🤖 AI Summary
This paper addresses zero-shot, arbitrary-to-arbitrary cross-lingual voice conversion with only 5 seconds of reference speech, requiring no training. The method leverages unsupervised cross-lingual alignment and WavLM representations to achieve robust content–acoustic disentanglement. Key contributions include: (1) replacing conventional kNN regression with a factorized optimal transport mapping for speaker identity transfer; (2) introducing the Monge–Kantorovich linear solution (MKL) within a WavLM feature subspace to mitigate anisotropic variance in high-dimensional embeddings; and (3) enabling fully zero-shot, language-agnostic conversion via geometrically principled feature transport. Experiments on LibriSpeech and FLEURS demonstrate substantial improvements in content fidelity and robustness to short-duration references. The proposed approach matches or exceeds the cross-lingual performance of supervised methods such as FACodec, while eliminating reliance on parallel data, speaker-specific fine-tuning, or language-pair specialization.
📝 Abstract
This paper introduces Factorized MKL-VC, a training-free modification for kNN-VC pipeline.
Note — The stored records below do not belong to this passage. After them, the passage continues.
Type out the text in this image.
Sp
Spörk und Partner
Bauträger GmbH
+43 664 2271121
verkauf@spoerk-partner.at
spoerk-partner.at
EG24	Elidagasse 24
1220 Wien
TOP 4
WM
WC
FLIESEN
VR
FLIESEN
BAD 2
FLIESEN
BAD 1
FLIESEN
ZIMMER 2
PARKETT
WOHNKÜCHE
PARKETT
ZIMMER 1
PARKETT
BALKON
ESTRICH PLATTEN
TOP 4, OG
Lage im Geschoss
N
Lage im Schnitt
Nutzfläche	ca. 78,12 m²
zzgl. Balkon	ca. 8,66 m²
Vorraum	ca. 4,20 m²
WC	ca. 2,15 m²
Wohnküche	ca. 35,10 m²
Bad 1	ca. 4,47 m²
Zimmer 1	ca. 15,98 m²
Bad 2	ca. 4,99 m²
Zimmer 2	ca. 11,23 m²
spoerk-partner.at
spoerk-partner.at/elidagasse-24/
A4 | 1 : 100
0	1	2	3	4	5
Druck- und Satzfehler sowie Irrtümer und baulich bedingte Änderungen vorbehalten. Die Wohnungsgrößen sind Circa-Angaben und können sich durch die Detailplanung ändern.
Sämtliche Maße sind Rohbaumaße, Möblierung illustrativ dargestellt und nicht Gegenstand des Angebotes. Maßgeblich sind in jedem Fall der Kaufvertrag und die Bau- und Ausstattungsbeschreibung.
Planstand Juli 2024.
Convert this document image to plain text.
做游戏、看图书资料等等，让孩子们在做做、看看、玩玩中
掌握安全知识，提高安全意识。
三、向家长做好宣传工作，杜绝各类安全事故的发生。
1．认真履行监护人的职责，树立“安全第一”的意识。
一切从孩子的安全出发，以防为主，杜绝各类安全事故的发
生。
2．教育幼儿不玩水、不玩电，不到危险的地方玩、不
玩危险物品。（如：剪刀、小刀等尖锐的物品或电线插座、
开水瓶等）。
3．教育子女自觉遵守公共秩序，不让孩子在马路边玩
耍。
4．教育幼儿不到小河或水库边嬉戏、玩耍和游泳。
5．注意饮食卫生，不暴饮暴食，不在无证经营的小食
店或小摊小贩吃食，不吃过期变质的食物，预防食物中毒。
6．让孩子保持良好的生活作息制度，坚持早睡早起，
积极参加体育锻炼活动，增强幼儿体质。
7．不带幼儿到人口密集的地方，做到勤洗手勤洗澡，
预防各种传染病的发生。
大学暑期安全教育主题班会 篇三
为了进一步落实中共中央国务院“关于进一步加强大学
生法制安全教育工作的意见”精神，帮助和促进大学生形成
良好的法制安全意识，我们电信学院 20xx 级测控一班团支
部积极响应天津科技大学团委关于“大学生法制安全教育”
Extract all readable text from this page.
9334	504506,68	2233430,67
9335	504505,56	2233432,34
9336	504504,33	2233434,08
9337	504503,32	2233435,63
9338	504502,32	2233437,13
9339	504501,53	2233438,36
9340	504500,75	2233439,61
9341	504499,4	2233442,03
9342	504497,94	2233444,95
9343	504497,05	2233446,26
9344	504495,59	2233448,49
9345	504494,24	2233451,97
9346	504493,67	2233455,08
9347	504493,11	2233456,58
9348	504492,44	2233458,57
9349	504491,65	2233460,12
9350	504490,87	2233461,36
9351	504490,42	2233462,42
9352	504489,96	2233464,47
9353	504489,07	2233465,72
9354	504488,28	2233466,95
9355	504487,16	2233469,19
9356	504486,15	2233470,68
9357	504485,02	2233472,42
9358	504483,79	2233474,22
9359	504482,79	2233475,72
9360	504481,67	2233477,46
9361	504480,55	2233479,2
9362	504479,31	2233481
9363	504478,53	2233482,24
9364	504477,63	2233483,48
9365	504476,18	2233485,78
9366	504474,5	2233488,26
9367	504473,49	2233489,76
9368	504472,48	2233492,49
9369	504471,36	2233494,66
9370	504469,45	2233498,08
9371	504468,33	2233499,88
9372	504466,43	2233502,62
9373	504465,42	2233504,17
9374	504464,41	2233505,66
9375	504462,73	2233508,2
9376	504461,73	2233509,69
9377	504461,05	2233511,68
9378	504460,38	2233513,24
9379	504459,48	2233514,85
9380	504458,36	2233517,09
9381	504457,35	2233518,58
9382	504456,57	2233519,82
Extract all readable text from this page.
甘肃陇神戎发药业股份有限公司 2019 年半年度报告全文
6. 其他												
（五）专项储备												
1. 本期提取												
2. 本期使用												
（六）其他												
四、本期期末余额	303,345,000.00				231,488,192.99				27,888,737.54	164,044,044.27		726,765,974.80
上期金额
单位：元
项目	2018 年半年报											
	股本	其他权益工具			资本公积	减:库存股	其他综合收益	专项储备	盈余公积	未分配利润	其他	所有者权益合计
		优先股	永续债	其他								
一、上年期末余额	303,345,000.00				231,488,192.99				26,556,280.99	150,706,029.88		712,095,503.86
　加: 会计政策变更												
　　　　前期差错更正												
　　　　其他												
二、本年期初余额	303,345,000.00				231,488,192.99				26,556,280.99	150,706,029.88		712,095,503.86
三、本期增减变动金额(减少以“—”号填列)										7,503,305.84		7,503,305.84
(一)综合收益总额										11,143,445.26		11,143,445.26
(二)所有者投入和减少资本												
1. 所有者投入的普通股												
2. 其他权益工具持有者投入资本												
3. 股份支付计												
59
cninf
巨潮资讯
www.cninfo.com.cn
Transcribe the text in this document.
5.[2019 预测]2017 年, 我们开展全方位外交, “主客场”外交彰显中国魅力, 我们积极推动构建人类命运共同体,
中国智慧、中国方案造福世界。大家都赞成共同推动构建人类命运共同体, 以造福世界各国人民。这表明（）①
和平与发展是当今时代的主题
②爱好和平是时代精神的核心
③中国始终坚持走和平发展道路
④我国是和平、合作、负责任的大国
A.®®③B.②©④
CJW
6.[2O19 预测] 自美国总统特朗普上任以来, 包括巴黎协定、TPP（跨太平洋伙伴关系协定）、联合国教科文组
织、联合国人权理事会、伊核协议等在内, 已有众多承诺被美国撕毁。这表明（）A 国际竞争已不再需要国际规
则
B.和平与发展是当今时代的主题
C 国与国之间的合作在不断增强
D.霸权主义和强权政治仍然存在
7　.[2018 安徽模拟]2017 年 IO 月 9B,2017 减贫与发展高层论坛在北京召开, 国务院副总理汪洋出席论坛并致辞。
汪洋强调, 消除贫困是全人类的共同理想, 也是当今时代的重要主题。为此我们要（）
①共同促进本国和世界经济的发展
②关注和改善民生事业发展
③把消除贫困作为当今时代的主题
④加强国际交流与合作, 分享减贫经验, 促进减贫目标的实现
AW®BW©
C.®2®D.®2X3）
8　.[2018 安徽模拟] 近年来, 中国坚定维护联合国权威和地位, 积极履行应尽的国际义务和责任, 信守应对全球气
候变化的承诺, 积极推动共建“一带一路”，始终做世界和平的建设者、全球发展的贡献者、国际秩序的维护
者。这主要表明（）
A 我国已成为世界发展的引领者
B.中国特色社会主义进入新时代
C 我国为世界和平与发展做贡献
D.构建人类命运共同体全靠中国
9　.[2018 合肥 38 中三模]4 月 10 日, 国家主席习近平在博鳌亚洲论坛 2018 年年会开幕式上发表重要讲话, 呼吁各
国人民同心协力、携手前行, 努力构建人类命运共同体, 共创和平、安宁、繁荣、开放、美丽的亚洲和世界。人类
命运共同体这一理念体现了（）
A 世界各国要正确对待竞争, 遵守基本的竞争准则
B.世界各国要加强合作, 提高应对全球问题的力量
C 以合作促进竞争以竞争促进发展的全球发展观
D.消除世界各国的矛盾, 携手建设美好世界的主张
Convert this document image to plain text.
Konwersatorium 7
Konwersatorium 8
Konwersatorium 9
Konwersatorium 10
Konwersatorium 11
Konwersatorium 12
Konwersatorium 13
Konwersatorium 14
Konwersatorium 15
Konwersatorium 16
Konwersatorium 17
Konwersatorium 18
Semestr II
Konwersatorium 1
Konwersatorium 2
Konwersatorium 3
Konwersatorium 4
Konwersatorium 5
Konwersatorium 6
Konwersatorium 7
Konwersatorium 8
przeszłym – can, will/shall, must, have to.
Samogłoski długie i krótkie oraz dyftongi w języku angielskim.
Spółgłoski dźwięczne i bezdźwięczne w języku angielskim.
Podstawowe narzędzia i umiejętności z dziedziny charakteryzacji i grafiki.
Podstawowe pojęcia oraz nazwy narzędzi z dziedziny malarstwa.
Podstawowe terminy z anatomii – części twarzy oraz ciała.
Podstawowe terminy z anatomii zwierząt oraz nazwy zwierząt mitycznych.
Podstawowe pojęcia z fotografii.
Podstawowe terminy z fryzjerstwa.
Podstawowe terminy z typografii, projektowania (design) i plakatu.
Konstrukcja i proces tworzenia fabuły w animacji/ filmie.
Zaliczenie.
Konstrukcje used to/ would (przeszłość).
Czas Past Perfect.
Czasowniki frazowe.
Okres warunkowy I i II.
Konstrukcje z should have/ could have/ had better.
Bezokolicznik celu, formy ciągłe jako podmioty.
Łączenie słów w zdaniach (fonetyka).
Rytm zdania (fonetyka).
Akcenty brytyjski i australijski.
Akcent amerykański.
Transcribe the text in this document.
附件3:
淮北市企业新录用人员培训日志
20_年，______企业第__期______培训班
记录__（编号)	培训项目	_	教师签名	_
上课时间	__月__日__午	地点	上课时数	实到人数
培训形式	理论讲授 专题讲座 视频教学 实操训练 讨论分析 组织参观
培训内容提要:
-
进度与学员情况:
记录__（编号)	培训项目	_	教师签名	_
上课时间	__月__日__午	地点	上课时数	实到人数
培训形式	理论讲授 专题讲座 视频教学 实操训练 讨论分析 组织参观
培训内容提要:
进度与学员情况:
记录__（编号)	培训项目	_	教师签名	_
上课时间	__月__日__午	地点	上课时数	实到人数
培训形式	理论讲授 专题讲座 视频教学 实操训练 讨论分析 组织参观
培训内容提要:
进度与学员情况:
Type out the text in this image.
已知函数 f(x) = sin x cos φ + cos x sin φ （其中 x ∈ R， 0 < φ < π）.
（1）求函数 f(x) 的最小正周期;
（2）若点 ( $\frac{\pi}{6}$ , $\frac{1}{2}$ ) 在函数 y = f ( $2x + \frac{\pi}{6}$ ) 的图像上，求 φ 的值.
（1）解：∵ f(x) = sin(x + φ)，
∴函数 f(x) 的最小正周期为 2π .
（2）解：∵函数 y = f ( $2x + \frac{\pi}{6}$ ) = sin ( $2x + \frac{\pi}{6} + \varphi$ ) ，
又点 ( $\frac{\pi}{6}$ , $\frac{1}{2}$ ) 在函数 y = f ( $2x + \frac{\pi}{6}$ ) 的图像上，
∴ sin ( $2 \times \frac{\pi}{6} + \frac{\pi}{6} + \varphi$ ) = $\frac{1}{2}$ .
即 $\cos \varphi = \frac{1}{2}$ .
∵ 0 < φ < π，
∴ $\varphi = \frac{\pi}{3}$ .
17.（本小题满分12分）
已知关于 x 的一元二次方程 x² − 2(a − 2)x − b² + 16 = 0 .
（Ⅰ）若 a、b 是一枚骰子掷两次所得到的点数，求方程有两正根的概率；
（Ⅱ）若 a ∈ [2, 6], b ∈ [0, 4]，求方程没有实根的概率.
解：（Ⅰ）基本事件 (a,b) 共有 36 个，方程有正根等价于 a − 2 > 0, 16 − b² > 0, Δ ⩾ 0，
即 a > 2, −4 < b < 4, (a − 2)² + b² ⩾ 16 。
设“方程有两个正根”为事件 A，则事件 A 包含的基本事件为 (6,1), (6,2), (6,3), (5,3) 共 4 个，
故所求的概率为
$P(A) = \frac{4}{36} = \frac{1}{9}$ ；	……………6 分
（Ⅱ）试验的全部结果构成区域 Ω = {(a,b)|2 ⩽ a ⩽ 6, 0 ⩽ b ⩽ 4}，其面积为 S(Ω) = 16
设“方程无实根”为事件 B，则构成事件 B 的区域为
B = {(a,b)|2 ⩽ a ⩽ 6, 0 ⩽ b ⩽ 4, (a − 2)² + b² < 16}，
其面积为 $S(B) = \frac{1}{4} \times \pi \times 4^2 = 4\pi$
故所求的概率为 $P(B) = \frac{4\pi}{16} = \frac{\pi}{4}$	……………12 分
In contrast with original pipeline, our algorithm performs high quality any-to-any cross-lingual voice conversion with only 5 second of reference audio. MKL-VC replaces kNN regression with a factorized optimal transport map in WavLM embedding subspaces, derived from Monge-Kantorovich Linear solution. Factorization addresses non-uniform variance across dimensions, ensuring effective feature transformation. Experiments on LibriSpeech and FLEURS datasets show MKL-VC significantly improves content preservation and robustness with short reference audio, outperforming kNN-VC. MKL-VC achieves performance comparable to FACodec, especially in cross-lingual voice conversion domain.